Kütahya Porselen, tasarımlarıyla dünyanın en prestijli ödül programlarından biri olan iF Design Award’ta 2 ödüle layık görüldü. Kütahya Porselen Yönetim Kurulu Başkanı Sema Güral Sürmeli, %100 geri dönüştürülmüş porselen koleksiyonu Hypnose ve gülün taç yapraklarından ilham alarak tasarlanan Rosa koleksiyonları ile ödül aldıklarını belirterek yaptığı açıklamada “Tasarımlarımızla hem sofra kültürüne değer katmayı hem çevresel farkındalığı artırmayı hedefliyoruz” dedi.
Kütahya Porselen’in sofralarda sakin, huzurlu ve iyileştirici bir etki yaratan Rosa koleksiyonu ve atık malzemeler kullanılarak sofralara kazandırılan Hypnose isimli koleksiyonu, iF Design Award 2021’de ürün disiplininde ev/sofra eşyası kategorilerinde 2 ödüle layık görüldü. Ürün çeşitliliği ve sürdürülebilir üretim stratejisi ile fark yaratan Kütahya Porselen, atık malzemeler kullanarak geliştirdiği koleksiyonlarıyla doğayla kurduğu dostluğu pekiştiriyor.
%100 geri dönüşümle geleceğe ilham veren koleksiyon
Tümüyle atık materyaller kullanılarak Ecren İlter Duman ve Şule Eryılmaz tarafından tasarlanan, Kütahya Porselen’in yüksek teknolojisi ve inovasyondaki gücüyle üretilen Hypnose koleksiyonu, %100 geri dönüştürülmüş porseleni sofralara kazandırıyor. Bu yaklaşımıyla da geleceğe ilham veren, doğaya saygı duyan ve hypnotik etkiyi hissettiren sonsuz bir döngü yaratıyor. Yaşamın doğal döngüsünden ilham alınarak tasarlanan koleksiyon, sahip olduğu özgün desen ve renkleriyle de eşsiz sofralar yaratıyor. “Üretimde kullandığımız çeşitli ham madde atıklarını yüksek teknolojimiz ve inovatif yorumumuzla geri dönüştürerek Hypnose koleksiyonunu hayata geçirdik” diyen Kütahya Porselen Yönetim Kurulu Başkanı Sema Güral Sürmeli, koleksiyonun ‘tek ve benzersiz’ ürünlerden oluştuğunu vurguluyor.

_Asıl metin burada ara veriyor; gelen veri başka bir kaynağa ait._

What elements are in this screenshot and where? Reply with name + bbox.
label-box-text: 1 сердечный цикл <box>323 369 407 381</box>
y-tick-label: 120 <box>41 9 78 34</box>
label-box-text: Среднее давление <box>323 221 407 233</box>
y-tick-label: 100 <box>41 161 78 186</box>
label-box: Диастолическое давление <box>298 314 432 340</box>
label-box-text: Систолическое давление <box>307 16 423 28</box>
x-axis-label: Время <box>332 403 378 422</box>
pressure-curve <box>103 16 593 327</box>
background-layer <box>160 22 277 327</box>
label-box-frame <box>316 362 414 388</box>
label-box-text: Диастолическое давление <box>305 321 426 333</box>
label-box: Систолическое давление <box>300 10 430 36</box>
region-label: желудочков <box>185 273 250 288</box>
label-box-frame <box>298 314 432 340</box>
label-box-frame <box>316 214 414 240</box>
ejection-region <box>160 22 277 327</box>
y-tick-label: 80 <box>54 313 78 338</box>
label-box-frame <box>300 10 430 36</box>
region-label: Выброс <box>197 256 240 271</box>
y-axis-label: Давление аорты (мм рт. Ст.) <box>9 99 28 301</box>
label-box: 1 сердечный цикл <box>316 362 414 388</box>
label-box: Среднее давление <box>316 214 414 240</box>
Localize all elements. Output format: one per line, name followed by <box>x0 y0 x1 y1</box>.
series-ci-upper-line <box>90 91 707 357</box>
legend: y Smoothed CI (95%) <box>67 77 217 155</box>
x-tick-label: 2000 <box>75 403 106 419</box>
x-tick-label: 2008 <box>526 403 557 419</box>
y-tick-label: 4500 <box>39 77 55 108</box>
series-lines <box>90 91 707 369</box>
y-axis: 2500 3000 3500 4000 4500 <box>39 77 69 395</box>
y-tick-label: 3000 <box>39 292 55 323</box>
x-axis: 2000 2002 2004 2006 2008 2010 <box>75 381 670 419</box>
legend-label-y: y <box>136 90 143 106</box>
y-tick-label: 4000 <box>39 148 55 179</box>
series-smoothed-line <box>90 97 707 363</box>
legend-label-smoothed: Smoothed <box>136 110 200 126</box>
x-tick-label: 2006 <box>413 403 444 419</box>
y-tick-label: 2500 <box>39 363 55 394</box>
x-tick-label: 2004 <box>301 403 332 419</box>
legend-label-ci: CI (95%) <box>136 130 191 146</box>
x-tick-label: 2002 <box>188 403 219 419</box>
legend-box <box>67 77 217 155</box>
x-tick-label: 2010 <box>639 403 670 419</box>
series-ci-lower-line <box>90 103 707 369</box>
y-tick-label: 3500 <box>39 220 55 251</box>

Gül yapraklarından ilham alan koleksiyon
Ecren İlter Duman tarafından tasarlanan ve ilhamını yağmurlu bir günde gülün taç yapraklarına dolan yağmur damlacıklarından alan Rosa koleksiyonu; sofralarda sakin, huzurlu ve iyileştirici bir etki yaratıyor. Koleksiyonun tabak grubu, sahip olduğu asimetrik dış hattı ile gül yaprağının dinamik hareketini yansıtıyor. Duygusal tasarım objeleri arasında yer alan tuzluk ve biberlik ise dokunma duyusuna hitap ediyor. Kullanıcı ihtiyaçları araştırılarak tasarlanan koleksiyon, kullanıcıların özel günlerde kullanmak için şık ve farklı ama aynı zamanda yalın bir yemek takımına olan ihtiyaçlarını karşılıyor. Parçalarıyla kullanıcının işlevsel beklentilerini karşılayarak, yeni yeme içme eğilimleri ile farklılaşan sofra kültürlerine değer katıyor. Toz pembe rengiyle gülün duygusunu hissettirirken, farklı ürünlerle kolaylıkla kombin yapılmasına imkân veriyor.